Sample-wise Angle Prediction: The angle is predicted by fully connected layers after global pooling, operating at the sample level (rather than the spatial level), which leaves room for improvement in fine-grained processing of multi-oriented objects within a single image.
Redundancy in Rotation Angles: When \(n\) is excessively large, groups may predict similar angles, leading to saturation.

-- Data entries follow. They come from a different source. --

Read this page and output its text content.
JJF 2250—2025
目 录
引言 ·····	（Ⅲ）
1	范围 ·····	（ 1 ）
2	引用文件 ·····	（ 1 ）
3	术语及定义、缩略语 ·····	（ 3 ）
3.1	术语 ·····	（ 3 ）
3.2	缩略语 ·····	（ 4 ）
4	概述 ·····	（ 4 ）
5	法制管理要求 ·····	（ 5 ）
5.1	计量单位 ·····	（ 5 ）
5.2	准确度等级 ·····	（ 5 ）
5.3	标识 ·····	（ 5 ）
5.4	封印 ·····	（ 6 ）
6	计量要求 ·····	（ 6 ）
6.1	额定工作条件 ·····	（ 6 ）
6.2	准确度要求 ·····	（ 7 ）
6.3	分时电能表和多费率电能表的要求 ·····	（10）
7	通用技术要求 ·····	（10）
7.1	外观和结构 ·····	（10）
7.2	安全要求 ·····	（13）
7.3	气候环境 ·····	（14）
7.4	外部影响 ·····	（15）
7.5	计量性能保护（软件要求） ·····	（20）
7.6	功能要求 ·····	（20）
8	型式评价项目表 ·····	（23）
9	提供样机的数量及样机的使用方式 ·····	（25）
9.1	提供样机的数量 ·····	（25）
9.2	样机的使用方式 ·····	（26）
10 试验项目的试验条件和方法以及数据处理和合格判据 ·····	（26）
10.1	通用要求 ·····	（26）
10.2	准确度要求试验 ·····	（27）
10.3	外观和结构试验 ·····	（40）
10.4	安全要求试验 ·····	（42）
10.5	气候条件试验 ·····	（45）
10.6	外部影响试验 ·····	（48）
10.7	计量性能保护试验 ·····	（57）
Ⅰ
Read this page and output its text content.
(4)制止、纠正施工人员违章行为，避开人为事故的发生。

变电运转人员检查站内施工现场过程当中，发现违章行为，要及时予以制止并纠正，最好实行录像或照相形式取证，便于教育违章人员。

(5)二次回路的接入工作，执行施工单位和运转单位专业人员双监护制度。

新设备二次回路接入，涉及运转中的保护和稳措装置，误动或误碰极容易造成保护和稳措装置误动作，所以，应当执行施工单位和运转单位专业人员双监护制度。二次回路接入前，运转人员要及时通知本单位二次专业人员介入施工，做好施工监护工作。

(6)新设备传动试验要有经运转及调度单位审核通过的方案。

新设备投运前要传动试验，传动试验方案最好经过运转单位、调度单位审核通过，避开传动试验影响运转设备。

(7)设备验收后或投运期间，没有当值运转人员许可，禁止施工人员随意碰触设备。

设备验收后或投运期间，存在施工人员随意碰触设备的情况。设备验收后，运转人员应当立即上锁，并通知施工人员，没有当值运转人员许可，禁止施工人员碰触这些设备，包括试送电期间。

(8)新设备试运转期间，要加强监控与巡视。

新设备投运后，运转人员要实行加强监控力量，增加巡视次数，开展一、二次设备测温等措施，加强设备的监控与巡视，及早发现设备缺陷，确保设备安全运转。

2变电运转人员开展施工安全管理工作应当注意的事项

Method	Mechanism	Parameter Efficiency	Feature Quality
ARC	Weighted sum after rotating \(m\) full kernels	Poor (\(m\times\) parameters)	Weighted sum introduces noise
ReDet	Rotation-equivariant operations (group theory)	Medium	Maintains rotation equivariance
LSKNet	Spatial attention with adaptive kernel size selection	Medium	Rotation information is not modeled
GRA (Ours)	Single-kernel group-wise rotation + group-wise spatial attention	High (only +0.28M)	Group-wise attention denoising

Insights & Connections¶

Efficiency of Group-wise Strategies: Converting "multi-kernel independent operations" into "single-kernel group-wise operations" is a general parameter compression approach that can be extended to other dynamic network scenarios.
Refined Feature Denoising: Applying attention separately after grouping by function is more targeted than global attention, offering valuable lessons for multi-task learning scenarios.
Complementarity with Rotation-Equivariant Networks: GRA is a data-driven dynamic rotation, while ReDet provides structural equivariance; whether they can be combined is worth exploring.

Rating¶

Novelty: ⭐⭐⭐⭐ — The combined design of group-wise rotating and group-wise attention is elegant and efficient, solving the two major pain points of ARC.
Experimental Thoroughness: ⭐⭐⭐⭐ — Comprehensive experiments across multiple datasets, detectors, and ablation studies, backed by convincing visualization analysis.
Writing Quality: ⭐⭐⭐⭐ — Clear problem analysis with well-designed motivation charts.
Value: ⭐⭐⭐⭐ — Performance is enhanced while reducing parameters by half, showing strong practicality; however, generalizability to other architectures is yet to be verified.